Sgarbi, la legge del contrappasso e la forza del genio
Vittorio Sgarbi è riapparso in pubblico dopo mesi di ricovero. Provato, debilitato, piegato. Eppure già la sua sola presenza ha fatto rumore. È la legge del contrappasso per un uomo che ha sempre vissuto al limite, senza freni, senza filtri, senza paura. Un uomo che ha incarnato il vizio e la virtù, la furia e la grazia, lo spergiuro e la poesia.
E allora diciamolo subito: a noi di Sgarbi non sono mai interessate le accuse, le maldicenze, gli improperi televisivi. Ci hanno divertito, al massimo. Perché dietro la rabbia, le scenate, i “capra, capra, capra!”, resta un personaggio unico, sublime, irripetibile. Un intellettuale vero in un Paese dove gli intellettuali si sono estinti o, peggio, si sono trasformati in funzionari del pensiero conforme.
Sgarbi ha sempre avuto quella strana miscela di strafottenza e competenza che manda in corto circuito i benpensanti: colto fino all’eccesso, incantatore d’aula e di platea, capace di alternare la furia dell’invettiva alla sincerità spiazzante di chi non ha nulla da nascondere. E oggi, nel momento della fragilità, ci accorgiamo che Sgarbi è ancora più autentico.
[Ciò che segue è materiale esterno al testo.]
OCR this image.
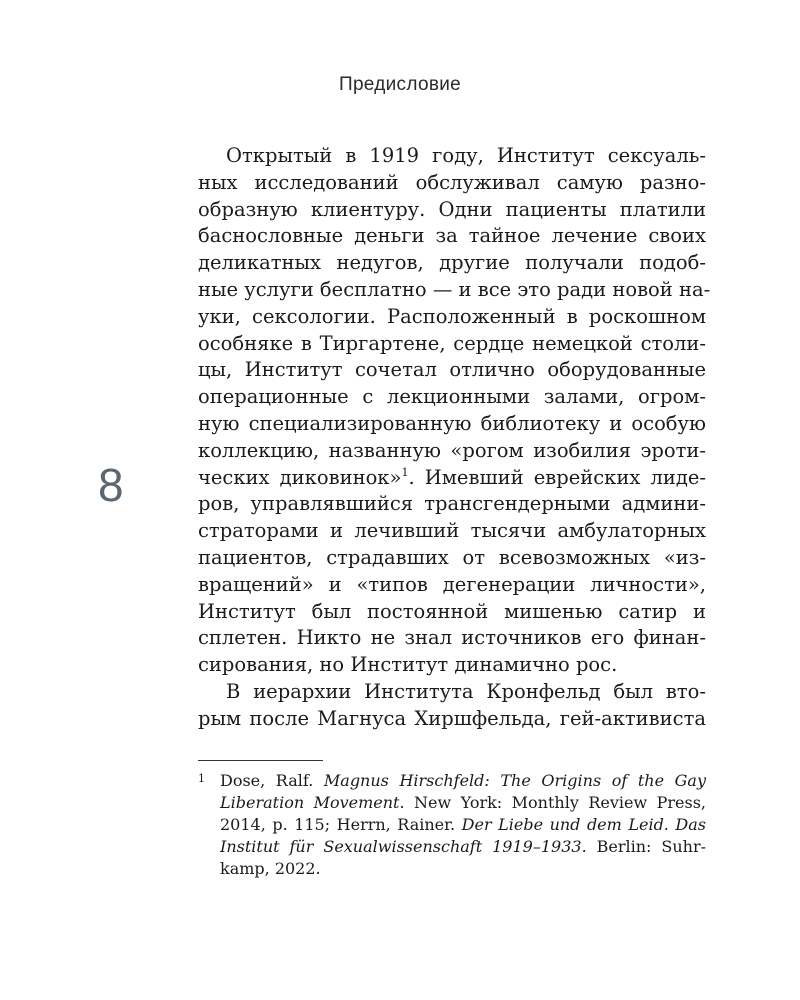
Предисловие
8
Открытый в 1919 году, Институт сексуаль-
ных исследований обслуживал самую разно-
образную клиентуру. Одни пациенты платили
баснословные деньги за тайное лечение своих
деликатных недугов, другие получали подоб-
ные услуги бесплатно — и все это ради новой на-
уки, сексологии. Расположенный в роскошном
особняке в Тиргартене, сердце немецкой столи-
цы, Институт сочетал отлично оборудованные
операционные с лекционными залами, огром-
ную специализированную библиотеку и особую
коллекцию, названную «рогом изобилия эроти-
ческих диковинок»$^1$. Имевший еврейских лиде-
ров, управлявшийся трансгендерными админи-
страторами и лечивший тысячи амбулаторных
пациентов, страдавших от всевозможных «из-
вращений» и «типов дегенерации личности»,
Институт был постоянной мишенью сатир и
сплетен. Никто не знал источников его финан-
сирования, но Институт динамично рос.
В иерархии Института Кронфельд был вто-
рым после Магнуса Хиршфельда, гей-активиста
1 Dose, Ralf. Magnus Hirschfeld: The Origins of the Gay
Liberation Movement. New York: Monthly Review Press,
2014, p. 115; Herrn, Rainer. Der Liebe und dem Leid. Das
Institut für Sexualwissenschaft 1919–1933. Berlin: Suhr-
kamp, 2022.
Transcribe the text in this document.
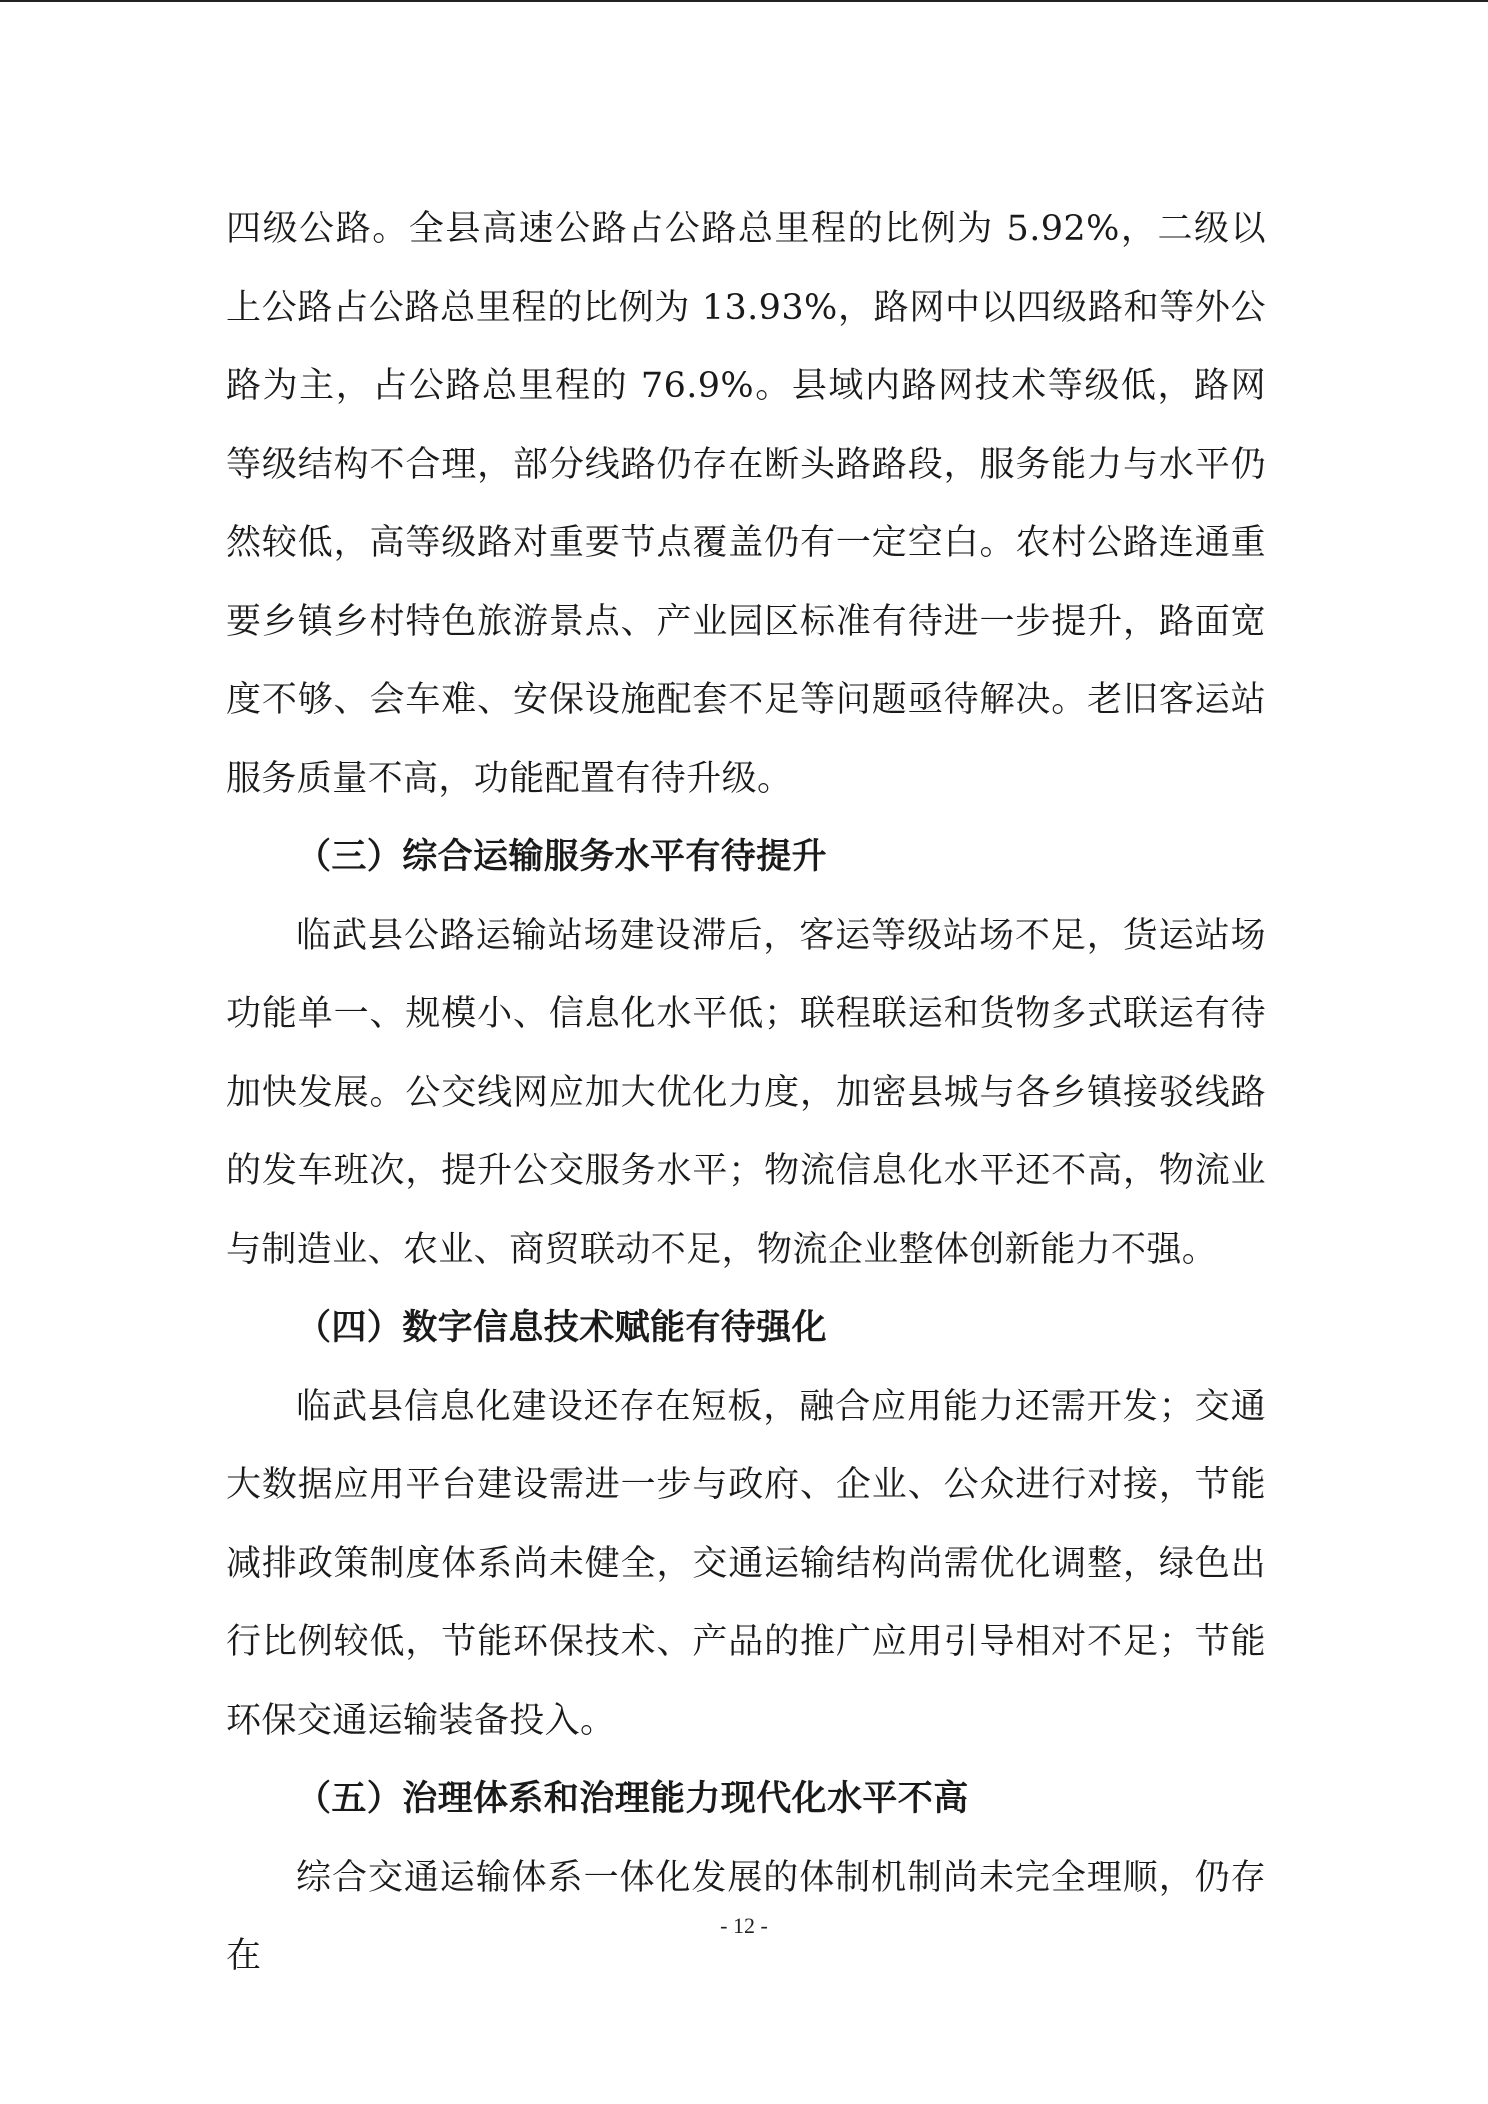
四级公路。全县高速公路占公路总里程的比例为 5.92%，二级以上公路占公路总里程的比例为 13.93%，路网中以四级路和等外公路为主，占公路总里程的 76.9%。县域内路网技术等级低，路网等级结构不合理，部分线路仍存在断头路路段，服务能力与水平仍然较低，高等级路对重要节点覆盖仍有一定空白。农村公路连通重要乡镇乡村特色旅游景点、产业园区标准有待进一步提升，路面宽度不够、会车难、安保设施配套不足等问题亟待解决。老旧客运站服务质量不高，功能配置有待升级。

（三）综合运输服务水平有待提升

临武县公路运输站场建设滞后，客运等级站场不足，货运站场功能单一、规模小、信息化水平低；联程联运和货物多式联运有待加快发展。公交线网应加大优化力度，加密县城与各乡镇接驳线路的发车班次，提升公交服务水平；物流信息化水平还不高，物流业与制造业、农业、商贸联动不足，物流企业整体创新能力不强。

（四）数字信息技术赋能有待强化

临武县信息化建设还存在短板，融合应用能力还需开发；交通大数据应用平台建设需进一步与政府、企业、公众进行对接，节能减排政策制度体系尚未健全，交通运输结构尚需优化调整，绿色出行比例较低，节能环保技术、产品的推广应用引导相对不足；节能环保交通运输装备投入。

（五）治理体系和治理能力现代化水平不高

综合交通运输体系一体化发展的体制机制尚未完全理顺，仍存在

- 12 -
Perché la malattia non cancella il genio, lo rende solo più nudo. Forza Vittorio. Rialzati, insultaci, mandaci tutti a quel paese. Perché la gran parte di noi non ti merita e tu vali mille volte di più della mediocrità che ti circonda. E se qualcuno pensa di archiviare Sgarbi tra i soprammobili rotti della televisione italiana, se ne faccia una ragione: il genio non si archivia. Si ama, si odia, si sopporta. Ma non si spegne.